The lid has additional storage for things like sunglasses and a headlamp. I appreciate that they included a snap to keep your car keys from falling out on the talus. There is a front pocket that I use to carry my hat, gloves, and MicroSpikes, and a vertical zip side pocket that was designed with a hydration bladder in mind. After my camera and lenses, water is the heaviest thing in my pack, so when I carry a hydration bladder, I want the weight centered close to my body, not out to one side.
The pack does have the typical mesh interior sleeve for your hydration pouch, so you aren’t forced into using the side pocket. There is an opening for your hydration hose on the left side, so if that is that is the side you prefer to route your hose, you are in luck. Unfortunately, MindShift only provides one elastic loop about a third of the way down the shoulder strap to secure the drinking hose, so you’ll want to improvise something to keep the hose from flopping around.
I like that they have included a water bottle pocket, which I don’t use for water bottles, but rather to stash my trekking poles. I haven’t tried carrying this pack up a snow climb yet, but there is a single ice axe loop on the front and some webbing ladders to theoretically attach some crampons.
The waist pack has an attachment point on one side that I use for bear spray, an extra lens pouch, or binoculars. I really wish that MindShift had sewn a standardized PALS webbing ladder instead so that things wouldn’t slide around so much.
Overall, it is a functional backpack with one absolutely outstanding feature – the ability to get to your camera when you need it and get it the heck out of the way when you don’t. It’s the best of both worlds between a chestie and a back panel loading pack, and it is a breeze to switch between having the waist pack in the front position and stored out of the way in the back. I find that I take more pictures now along the trail, because getting the camera out and then putting it away again is so much easier. As a bonus, since the waist pack is detachable, you can leave the main pack behind for short hikes or urban exploration.
- The Rotation180° system works extremely well, and is a game changer!
- Will fit (barely) a Nikon D850 mounted on lenses up to a 300 f4 or 24-70.
- Enough capacity for clothing and essentials for 3 season day hiking.
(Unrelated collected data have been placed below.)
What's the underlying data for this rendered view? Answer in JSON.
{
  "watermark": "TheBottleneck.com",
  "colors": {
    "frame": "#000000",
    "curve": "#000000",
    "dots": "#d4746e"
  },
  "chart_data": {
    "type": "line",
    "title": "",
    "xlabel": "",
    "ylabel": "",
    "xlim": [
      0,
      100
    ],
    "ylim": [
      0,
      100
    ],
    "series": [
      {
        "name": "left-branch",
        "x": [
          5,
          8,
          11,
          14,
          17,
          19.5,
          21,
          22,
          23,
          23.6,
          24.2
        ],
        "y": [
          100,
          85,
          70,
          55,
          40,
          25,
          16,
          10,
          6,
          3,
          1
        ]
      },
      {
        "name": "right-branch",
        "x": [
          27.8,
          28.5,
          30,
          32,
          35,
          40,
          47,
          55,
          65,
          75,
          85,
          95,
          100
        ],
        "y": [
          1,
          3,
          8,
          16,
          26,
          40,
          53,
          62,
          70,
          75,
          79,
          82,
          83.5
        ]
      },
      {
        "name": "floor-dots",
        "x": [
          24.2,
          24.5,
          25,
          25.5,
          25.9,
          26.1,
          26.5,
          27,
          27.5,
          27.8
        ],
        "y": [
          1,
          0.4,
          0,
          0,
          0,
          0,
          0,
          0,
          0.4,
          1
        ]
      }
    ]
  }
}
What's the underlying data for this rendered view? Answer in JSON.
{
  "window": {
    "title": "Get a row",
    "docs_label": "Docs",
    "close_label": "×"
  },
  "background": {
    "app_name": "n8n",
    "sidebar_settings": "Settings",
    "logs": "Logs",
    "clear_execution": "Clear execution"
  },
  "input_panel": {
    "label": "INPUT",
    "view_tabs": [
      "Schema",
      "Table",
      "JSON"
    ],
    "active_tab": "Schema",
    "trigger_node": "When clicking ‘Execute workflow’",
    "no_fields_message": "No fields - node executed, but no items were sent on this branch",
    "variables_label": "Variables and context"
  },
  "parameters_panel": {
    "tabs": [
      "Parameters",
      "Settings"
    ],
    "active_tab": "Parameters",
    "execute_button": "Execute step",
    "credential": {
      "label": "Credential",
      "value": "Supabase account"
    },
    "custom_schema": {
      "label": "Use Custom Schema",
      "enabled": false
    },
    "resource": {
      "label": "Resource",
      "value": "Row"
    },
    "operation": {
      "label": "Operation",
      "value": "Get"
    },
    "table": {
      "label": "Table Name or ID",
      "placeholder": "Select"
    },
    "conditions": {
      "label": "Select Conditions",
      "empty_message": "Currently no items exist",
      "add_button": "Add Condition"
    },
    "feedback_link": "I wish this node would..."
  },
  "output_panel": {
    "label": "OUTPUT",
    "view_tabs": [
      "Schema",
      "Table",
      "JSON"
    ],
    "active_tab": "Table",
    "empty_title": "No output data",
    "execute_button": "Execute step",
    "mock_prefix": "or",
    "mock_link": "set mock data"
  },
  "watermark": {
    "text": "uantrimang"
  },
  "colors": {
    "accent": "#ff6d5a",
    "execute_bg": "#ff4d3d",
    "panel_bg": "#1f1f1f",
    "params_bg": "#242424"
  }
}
- Doubles as a stand-alone fanny pack.
- The camera storage compartment is just a little bit too snug for a Nikon D850 with a 24-70 mounted. Since this is a common combination, it would be great if MindShift would expand the dimensions just a smidgen. There is a larger size available, but it is a much heavier pack and overkill for this size kit. The Horizon 34L really only needs about 1″ more material to make all the difference.
- The attachment point on the waist belt allows accessory pouches to slide around too much – I would much prefer a PALS webbing ladder.
- The tripod attachment points are too floppy.
- The hydration pocket on the side is superfluous, and the opening for the hose is not centered, so the hose can only be routed to the left shoulder strap. Furthermore, there are not enough loops on the shoulder strap to keep the hose from flopping around.
The Rotation180° waist pack system is outstanding and elevates this pack from middle-of-the-road status to complete game changer. I wish for a little more refinement other aspects of the pack, but perhaps these will be improved in future designs. In the meantime, the Horizon 34L is my top recommendation for the hiking nature photographer shooting lenses up to the 300 f4 PF. In my part of the world, there seems to be a considerable market for this type of pack, so I hope to see MindShift continue to thrive and innovate.